Страницы: -
1 -
2 -
3 -
4 -
Владимир Васильев. Монастырь Эстебан Бланкес
---------------------------------------------------------------
© Copyright Владимир Васильев
Email: boxa@savel.ru
---------------------------------------------------------------
Не могу сказать, что ранее я никогда не слыхал об этом монастыре. Во
всяком случае, название тихо дремало у меня где-то на задворках памяти. Но я
точно знал, что прежде никогда не видел этих стен, хотя исходил Картахену
вдоль и поперек еще в юношеском возрасте.
Моя профессия обязывает знать все. Тем более - город.
Но все же я с удивлением отметил, что нахожусь здесь впервые.
Дальнее предместье, сущая глушь. Косая лощина меж двух холмов - кому
пришло в голову строить монастырь в лощине? Обычно подобные постройки
возводятся на вершинах холмов, на пригорках. На возвышениях, одним словом.
Еще тогда я подумал, что это необычный монастырь.
Он был отделен от города большим, похожим на гигантский лишай,
пустырем. Пыльные куры рылись в кучах мусора, на кур охотились жирные черные
крысы. На крыс - худые бродячие коты. На котов - стаи облезлых псов, злющих
и трусливых одновременно. Я не удивлюсь, если местные жители скажут мне, что
у них пропадают младенцы из хижин.
По-моему, это не просто псы. Не просто бродячие собаки. Это - гнусные
твари, отпрыски отвратительных волко-собачьих свадеб. Они не сторонятся
людей, как настоящие волки. И страшны в стае, как бывают страшны только
обладатели серых шкур и ненасытных глоток.
Я машинально потрогал перевязь с метательными ножами под легким летним
плащом. От стаи, пожалуй, в одиночку не отбиться. Может быть, вот она -
разгадка? И монастырь тут, собственно, ни при чем. Стая. Их просто
растерзала местная стая. Позабыв ненадолго о страхе перед человеком.
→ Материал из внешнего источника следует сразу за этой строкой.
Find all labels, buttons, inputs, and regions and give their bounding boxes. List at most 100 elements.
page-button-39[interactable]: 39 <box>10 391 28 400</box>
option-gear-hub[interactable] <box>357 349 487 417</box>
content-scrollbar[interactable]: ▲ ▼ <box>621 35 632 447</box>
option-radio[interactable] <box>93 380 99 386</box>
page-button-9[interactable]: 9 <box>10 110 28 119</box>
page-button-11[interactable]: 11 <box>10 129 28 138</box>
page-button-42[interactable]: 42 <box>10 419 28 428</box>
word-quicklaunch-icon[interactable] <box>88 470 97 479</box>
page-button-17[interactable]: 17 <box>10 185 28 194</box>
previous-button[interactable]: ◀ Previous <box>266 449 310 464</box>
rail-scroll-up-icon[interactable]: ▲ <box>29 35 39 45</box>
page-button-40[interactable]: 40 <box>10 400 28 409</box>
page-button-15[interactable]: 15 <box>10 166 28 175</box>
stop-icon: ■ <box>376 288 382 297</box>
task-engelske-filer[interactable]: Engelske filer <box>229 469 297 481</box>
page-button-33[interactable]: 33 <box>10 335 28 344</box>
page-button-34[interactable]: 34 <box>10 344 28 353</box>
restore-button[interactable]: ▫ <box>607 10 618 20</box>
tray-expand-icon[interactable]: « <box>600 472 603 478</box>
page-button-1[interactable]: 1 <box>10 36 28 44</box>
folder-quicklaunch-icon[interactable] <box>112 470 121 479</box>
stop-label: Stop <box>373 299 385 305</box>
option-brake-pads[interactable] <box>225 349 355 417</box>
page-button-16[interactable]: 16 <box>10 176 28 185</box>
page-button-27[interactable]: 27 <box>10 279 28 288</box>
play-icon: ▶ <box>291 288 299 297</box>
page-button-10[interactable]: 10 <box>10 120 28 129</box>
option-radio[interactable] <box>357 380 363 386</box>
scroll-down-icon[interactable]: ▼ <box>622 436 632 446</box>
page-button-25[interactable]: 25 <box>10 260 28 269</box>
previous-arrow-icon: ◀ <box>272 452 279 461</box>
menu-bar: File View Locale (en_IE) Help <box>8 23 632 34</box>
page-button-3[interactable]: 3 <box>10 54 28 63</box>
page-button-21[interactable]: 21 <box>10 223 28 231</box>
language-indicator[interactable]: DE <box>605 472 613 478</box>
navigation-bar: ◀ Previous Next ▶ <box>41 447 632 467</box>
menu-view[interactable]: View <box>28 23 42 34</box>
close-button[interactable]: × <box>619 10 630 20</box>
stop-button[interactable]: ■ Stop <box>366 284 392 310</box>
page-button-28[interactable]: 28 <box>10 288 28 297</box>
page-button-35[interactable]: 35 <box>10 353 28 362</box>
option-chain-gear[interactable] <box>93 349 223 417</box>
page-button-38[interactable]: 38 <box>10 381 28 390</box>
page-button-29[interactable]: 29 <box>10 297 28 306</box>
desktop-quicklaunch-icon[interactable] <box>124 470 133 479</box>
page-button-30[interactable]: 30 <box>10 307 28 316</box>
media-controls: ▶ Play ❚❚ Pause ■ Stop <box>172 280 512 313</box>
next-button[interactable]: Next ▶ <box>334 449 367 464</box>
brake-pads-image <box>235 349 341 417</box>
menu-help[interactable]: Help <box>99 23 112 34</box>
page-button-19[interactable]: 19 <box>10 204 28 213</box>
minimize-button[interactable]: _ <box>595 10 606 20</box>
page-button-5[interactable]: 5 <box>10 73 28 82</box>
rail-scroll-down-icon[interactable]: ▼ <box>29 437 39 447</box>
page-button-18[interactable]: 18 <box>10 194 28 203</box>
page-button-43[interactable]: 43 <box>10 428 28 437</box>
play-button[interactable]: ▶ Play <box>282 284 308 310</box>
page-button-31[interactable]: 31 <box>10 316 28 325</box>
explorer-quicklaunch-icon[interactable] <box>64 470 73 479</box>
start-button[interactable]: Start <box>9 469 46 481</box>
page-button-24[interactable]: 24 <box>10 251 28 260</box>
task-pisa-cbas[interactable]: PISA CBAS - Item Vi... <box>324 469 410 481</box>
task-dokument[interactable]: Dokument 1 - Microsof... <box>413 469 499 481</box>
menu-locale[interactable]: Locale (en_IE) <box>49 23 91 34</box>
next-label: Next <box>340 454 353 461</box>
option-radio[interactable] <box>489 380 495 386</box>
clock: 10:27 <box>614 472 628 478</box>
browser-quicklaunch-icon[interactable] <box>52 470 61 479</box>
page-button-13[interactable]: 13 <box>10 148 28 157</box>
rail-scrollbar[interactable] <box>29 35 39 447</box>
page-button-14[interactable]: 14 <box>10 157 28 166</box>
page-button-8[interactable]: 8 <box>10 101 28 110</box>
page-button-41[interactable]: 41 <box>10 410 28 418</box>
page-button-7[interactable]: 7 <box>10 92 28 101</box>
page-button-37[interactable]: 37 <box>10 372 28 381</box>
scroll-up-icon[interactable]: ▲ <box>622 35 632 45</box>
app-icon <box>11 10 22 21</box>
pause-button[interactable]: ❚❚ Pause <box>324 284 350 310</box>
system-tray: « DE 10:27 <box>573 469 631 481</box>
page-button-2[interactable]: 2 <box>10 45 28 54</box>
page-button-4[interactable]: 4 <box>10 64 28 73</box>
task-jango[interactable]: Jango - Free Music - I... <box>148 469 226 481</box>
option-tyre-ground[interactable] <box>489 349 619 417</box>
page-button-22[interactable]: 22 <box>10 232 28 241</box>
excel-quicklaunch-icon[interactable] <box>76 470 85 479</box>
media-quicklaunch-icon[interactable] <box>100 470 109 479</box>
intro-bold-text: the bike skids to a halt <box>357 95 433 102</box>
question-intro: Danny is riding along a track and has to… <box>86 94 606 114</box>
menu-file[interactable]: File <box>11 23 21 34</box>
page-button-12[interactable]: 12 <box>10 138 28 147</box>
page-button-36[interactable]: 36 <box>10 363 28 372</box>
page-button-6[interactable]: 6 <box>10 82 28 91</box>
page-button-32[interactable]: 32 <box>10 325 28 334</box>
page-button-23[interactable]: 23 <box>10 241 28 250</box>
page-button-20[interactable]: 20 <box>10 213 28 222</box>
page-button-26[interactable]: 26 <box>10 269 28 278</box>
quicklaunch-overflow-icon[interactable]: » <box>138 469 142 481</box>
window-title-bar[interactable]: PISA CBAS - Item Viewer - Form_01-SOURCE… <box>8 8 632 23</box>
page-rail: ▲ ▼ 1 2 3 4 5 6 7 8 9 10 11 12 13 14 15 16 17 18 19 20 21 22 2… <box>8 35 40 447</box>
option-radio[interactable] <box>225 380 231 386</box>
Я вздохнул и, решительно взбивая сапогами пыль, двинулся к стенам по
извилистой тропинке, что вилась меж мусорных куч. Туда, где виднелись
массивные монастырские ворота.
Чем ближе я подходил, тем тягостнее становилось у меня на душе. Хотя
особых причин тому я не усмотрел - возможно, на меня действовал дух
запустения, отпечаток которого с приближением к монастырю чувствовался все
сильнее. А, может, повлияла мрачная архитектура монастыря. Замшелые головы
числом семь возносились к праздничному небу, но не становились от близости к
небу менее мрачными. Наоборот, небо над монастырем начинало казаться
мрачным, несмотря на яркость и голубизну. Головы храма, увенчанные круглыми
шапками с алонсовскими крестами на куполах, все были разного размера. И еще
создавалось впечатление, что они строились в разное время, потому что
камень, из которого они были сложены, имел разные оттенки. Головы повыше и
на более толстых башнях - потемнее. Которые поскромнее - светлые, словно
время еще не успело оставить на них темную накипь промелькнувших лет. На
самой высокой голове, под самым куполом виднелись выложенные из несколько
более светлого камня слова: Эстебан Бланкес. На второй по высоте - Карлос
Диего Лараззабал. На остальных тоже все еще можно было разобрать чьи-то
имена, имена неподвластные времени. Интересно - что это были за люди?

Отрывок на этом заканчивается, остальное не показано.